Use Case #2: Simplifying Scheduling Changes

Patients who are running late, hit traffic, have a last-minute conflict, or can’t find the office can easily text to notify the office of their hold-up and give them the ability to respond. It’s also an easy way for patients to initiate an appointment, either for themselves or someone they care for. If a text conversation with a patient changes course and requires PHI, staff can quickly change to Secure Messaging without sending the patient to an app or portal.

Use Case #3: Providing Better Follow-Up Care

For patients that leave with a new prescription, are awaiting lab results, have a condition that could improve or worsen quickly over the next few days, or that simply need extra monitoring, following-up over the phone can be difficult because the odds are high that communication will reach voicemail and the patient won’t respond. Because Secure Messaging mimics an SMS experience, it increases the likelihood that outreach will be received and yield a response. Clinicians can use HIPAA compliant messaging to share test results and get quick updates from patients and respond to patients quickly. With the right information, staff can change prescriptions and schedule new appointments—a physician could even make the decision to admit a patient to an inpatient facility with the information a patient shares with them via Secure Messaging.

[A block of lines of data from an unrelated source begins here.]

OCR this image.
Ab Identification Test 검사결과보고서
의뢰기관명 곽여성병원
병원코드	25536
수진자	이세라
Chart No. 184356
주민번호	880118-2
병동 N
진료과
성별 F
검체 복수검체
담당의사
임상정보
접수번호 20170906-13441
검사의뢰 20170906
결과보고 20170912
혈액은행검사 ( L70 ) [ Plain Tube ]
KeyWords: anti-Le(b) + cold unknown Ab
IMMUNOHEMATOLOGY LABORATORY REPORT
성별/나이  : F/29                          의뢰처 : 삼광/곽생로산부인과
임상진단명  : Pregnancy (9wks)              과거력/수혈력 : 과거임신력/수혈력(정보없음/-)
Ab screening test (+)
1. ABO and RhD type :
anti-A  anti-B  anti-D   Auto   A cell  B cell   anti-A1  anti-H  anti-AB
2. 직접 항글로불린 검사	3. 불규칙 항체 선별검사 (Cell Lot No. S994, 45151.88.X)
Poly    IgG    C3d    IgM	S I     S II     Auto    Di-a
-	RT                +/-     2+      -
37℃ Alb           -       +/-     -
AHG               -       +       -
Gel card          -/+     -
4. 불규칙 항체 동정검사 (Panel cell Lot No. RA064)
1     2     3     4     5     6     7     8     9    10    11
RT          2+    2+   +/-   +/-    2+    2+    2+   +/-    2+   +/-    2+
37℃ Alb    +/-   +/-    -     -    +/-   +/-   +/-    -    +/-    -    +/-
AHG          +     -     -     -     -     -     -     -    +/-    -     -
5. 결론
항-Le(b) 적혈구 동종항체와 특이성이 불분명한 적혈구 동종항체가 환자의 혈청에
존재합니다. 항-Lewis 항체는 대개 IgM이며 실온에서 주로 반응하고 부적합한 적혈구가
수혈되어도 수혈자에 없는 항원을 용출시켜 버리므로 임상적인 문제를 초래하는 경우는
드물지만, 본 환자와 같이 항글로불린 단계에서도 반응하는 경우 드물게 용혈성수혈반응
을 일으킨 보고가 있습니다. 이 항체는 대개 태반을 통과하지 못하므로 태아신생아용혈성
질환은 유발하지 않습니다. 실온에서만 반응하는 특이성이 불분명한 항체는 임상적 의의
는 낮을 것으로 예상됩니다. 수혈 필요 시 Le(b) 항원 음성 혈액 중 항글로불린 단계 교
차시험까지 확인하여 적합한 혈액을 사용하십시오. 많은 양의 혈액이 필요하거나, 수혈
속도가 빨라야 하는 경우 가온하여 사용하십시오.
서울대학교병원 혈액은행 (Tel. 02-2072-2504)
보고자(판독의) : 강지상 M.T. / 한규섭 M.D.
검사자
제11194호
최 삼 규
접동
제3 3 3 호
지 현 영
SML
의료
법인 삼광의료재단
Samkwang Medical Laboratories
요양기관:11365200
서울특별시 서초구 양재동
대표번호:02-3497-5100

Early adopters are finding text conversations to be a natural extension of their practice’s reach, expanding access and connecting with patients in a way that is intuitive. Relatient’s Secure Messaging allows healthcare organizations of all sizes—single-provider practices up to large, enterprise health systems—to engage patients in natural, 2-way conversations while ensuring PHI is safe and secure so they can know they’re in compliance with government and regulatory requirements at the same time. And because Secure Messaging works with most EHR’s and practice management systems implementation can be smooth and timely.

[1] Not to mention, when the phone rings, patients search awkwardly for secluded places or excuse themselves from meetings, work situations, and social settings so they can have personal, medical conversations in private.